Sperling wasn’t immediately able to break down just how much of the $300 million represents new funding and how much had already been awarded to Detroit but, for whatever reason, hadn’t reached the city before. But he said much of it represented an effort by adminisitration officials to scour their departments for funding that Detroit could access.
For instance, in the case of $25 million to be used for firefighters, the funding, Sperling said, had “been accumulating for years” but could not be accessed. The $65 million in CDBG funding includes $33 million that had been withheld from the last fiscal year because the city did not meet required obligations to access it.
In recent weeks and months, local leaders — from former Detroit Mayor Dennis Archer to UAW President Bob King — had visited the White House to talk about what could be done for Detroit, with a federal bailout out of the question.
Sperling said all of the parties have been working to find ways not only to make funds more flexible so they can be used where most needed, such as for demolition, but to figure out ways to ensure that the city has the proper planning and accounting systems to get the funding out to needed projects.
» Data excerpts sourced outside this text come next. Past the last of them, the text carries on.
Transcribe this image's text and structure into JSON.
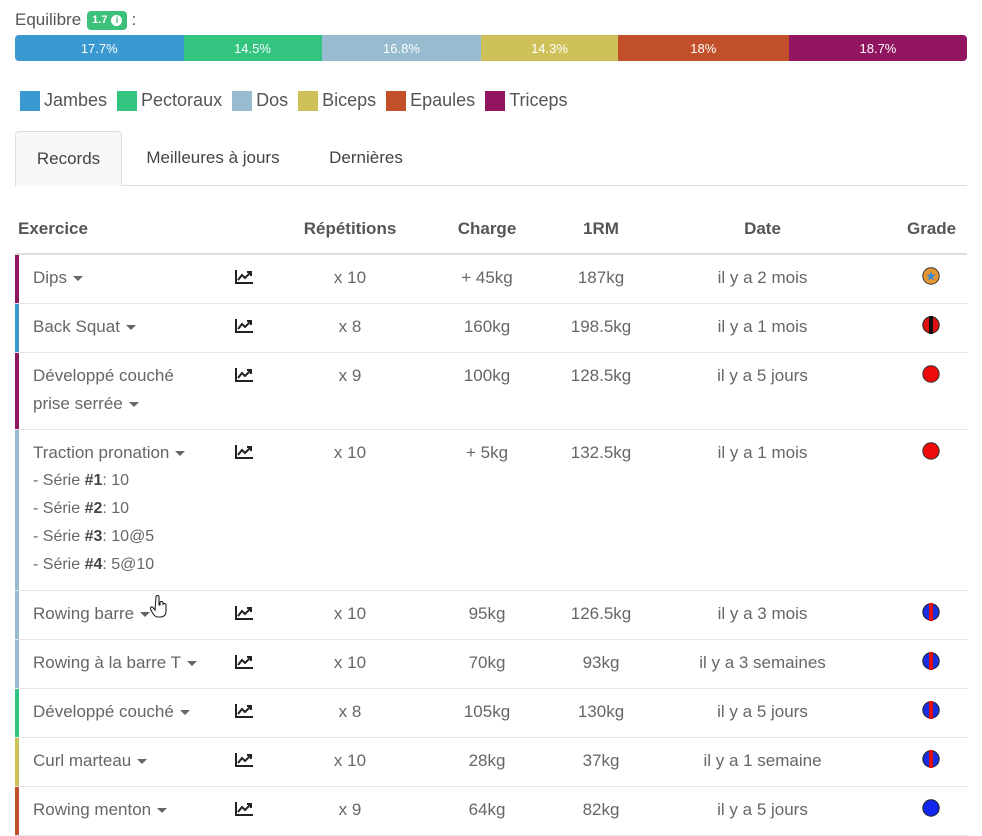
{
  "balance": {
    "label": "Equilibre",
    "score": "1.7",
    "colon": ":",
    "segments": [
      {
        "muscle": "Jambes",
        "percent": "17.7%",
        "value": 17.7,
        "color": "#3a99d0"
      },
      {
        "muscle": "Pectoraux",
        "percent": "14.5%",
        "value": 14.5,
        "color": "#33c47f"
      },
      {
        "muscle": "Dos",
        "percent": "16.8%",
        "value": 16.8,
        "color": "#97bcd0"
      },
      {
        "muscle": "Biceps",
        "percent": "14.3%",
        "value": 14.3,
        "color": "#cfc15a"
      },
      {
        "muscle": "Epaules",
        "percent": "18%",
        "value": 18.0,
        "color": "#c1502a"
      },
      {
        "muscle": "Triceps",
        "percent": "18.7%",
        "value": 18.7,
        "color": "#921561"
      }
    ]
  },
  "tabs": [
    {
      "label": "Records",
      "active": true
    },
    {
      "label": "Meilleures à jours",
      "active": false
    },
    {
      "label": "Dernières",
      "active": false
    }
  ],
  "table": {
    "headers": {
      "exercise": "Exercice",
      "reps": "Répétitions",
      "charge": "Charge",
      "rm": "1RM",
      "date": "Date",
      "grade": "Grade"
    },
    "rows": [
      {
        "name": "Dips",
        "reps": "x 10",
        "charge": "+ 45kg",
        "rm": "187kg",
        "date": "il y a 2 mois",
        "accent": "#921561",
        "grade": "orange-star"
      },
      {
        "name": "Back Squat",
        "reps": "x 8",
        "charge": "160kg",
        "rm": "198.5kg",
        "date": "il y a 1 mois",
        "accent": "#3a99d0",
        "grade": "red-black"
      },
      {
        "name_lines": [
          "Développé couché",
          "prise serrée"
        ],
        "reps": "x 9",
        "charge": "100kg",
        "rm": "128.5kg",
        "date": "il y a 5 jours",
        "accent": "#921561",
        "grade": "red"
      },
      {
        "name": "Traction pronation",
        "series": [
          {
            "prefix": "- Série ",
            "num": "#1",
            "value": ": 10"
          },
          {
            "prefix": "- Série ",
            "num": "#2",
            "value": ": 10"
          },
          {
            "prefix": "- Série ",
            "num": "#3",
            "value": ": 10@5"
          },
          {
            "prefix": "- Série ",
            "num": "#4",
            "value": ": 5@10"
          }
        ],
        "reps": "x 10",
        "charge": "+ 5kg",
        "rm": "132.5kg",
        "date": "il y a 1 mois",
        "accent": "#97bcd0",
        "grade": "red"
      },
      {
        "name": "Rowing barre",
        "reps": "x 10",
        "charge": "95kg",
        "rm": "126.5kg",
        "date": "il y a 3 mois",
        "accent": "#97bcd0",
        "grade": "blue-red"
      },
      {
        "name": "Rowing à la barre T",
        "reps": "x 10",
        "charge": "70kg",
        "rm": "93kg",
        "date": "il y a 3 semaines",
        "accent": "#97bcd0",
        "grade": "blue-red"
      },
      {
        "name": "Développé couché",
        "reps": "x 8",
        "charge": "105kg",
        "rm": "130kg",
        "date": "il y a 5 jours",
        "accent": "#33c47f",
        "grade": "blue-red"
      },
      {
        "name": "Curl marteau",
        "reps": "x 10",
        "charge": "28kg",
        "rm": "37kg",
        "date": "il y a 1 semaine",
        "accent": "#cfc15a",
        "grade": "blue-red"
      },
      {
        "name": "Rowing menton",
        "reps": "x 9",
        "charge": "64kg",
        "rm": "82kg",
        "date": "il y a 5 jours",
        "accent": "#c1502a",
        "grade": "blue"
      }
    ]
  }
}
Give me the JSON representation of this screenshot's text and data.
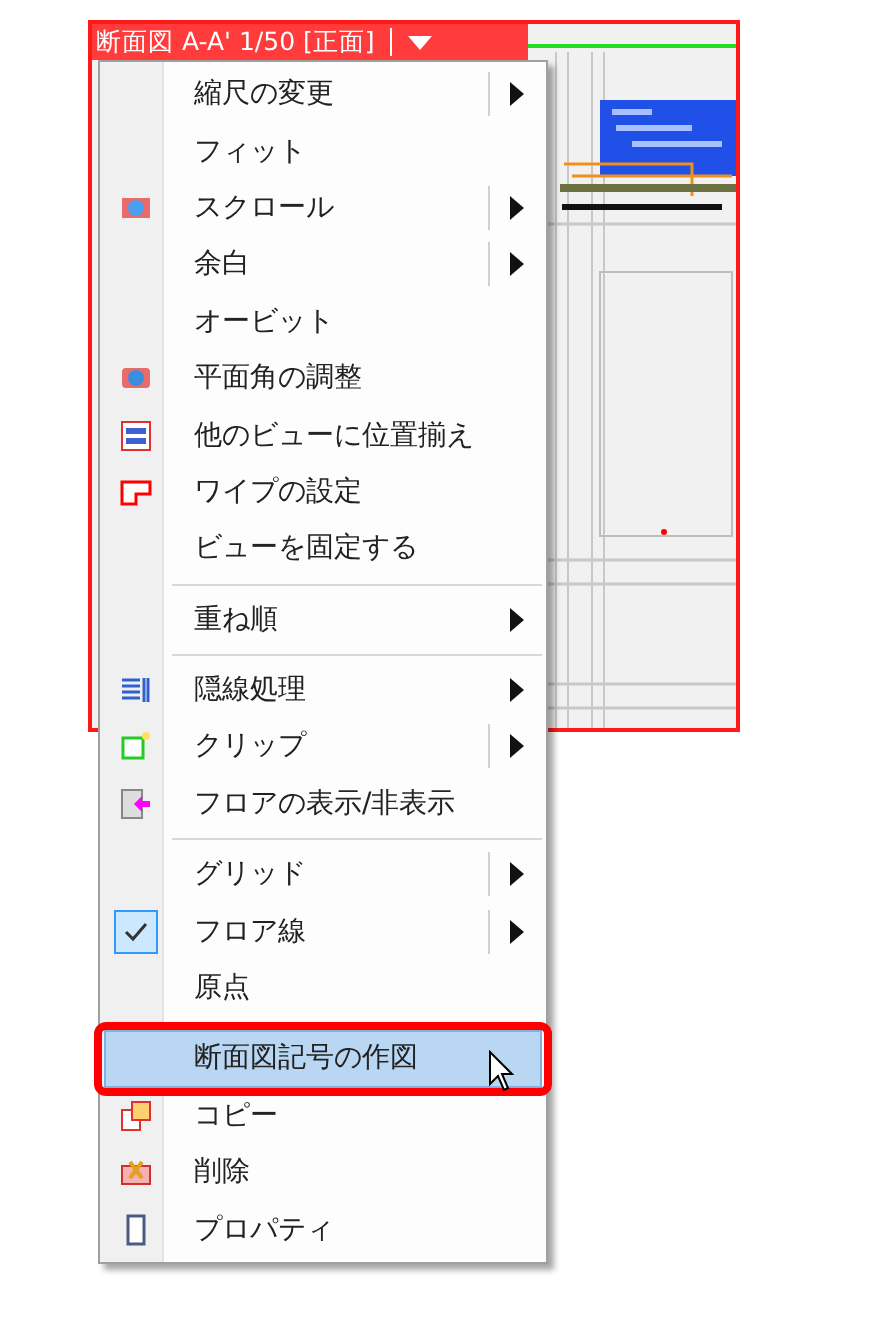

In the months to come, for instance, the White House’s chief technology officer is expected to lead a team of experts to Detroit to make recommendations on how to improve city systems, Sperling said.
“Detroit historically had some major problems deploying grants and other resources, and so there could be a fair amount sort of stuck in the pipeline,” said Snyder, who was in Washington on Thursday. “Financial systems, accounting systems for the city of Detroit? They are a disaster.”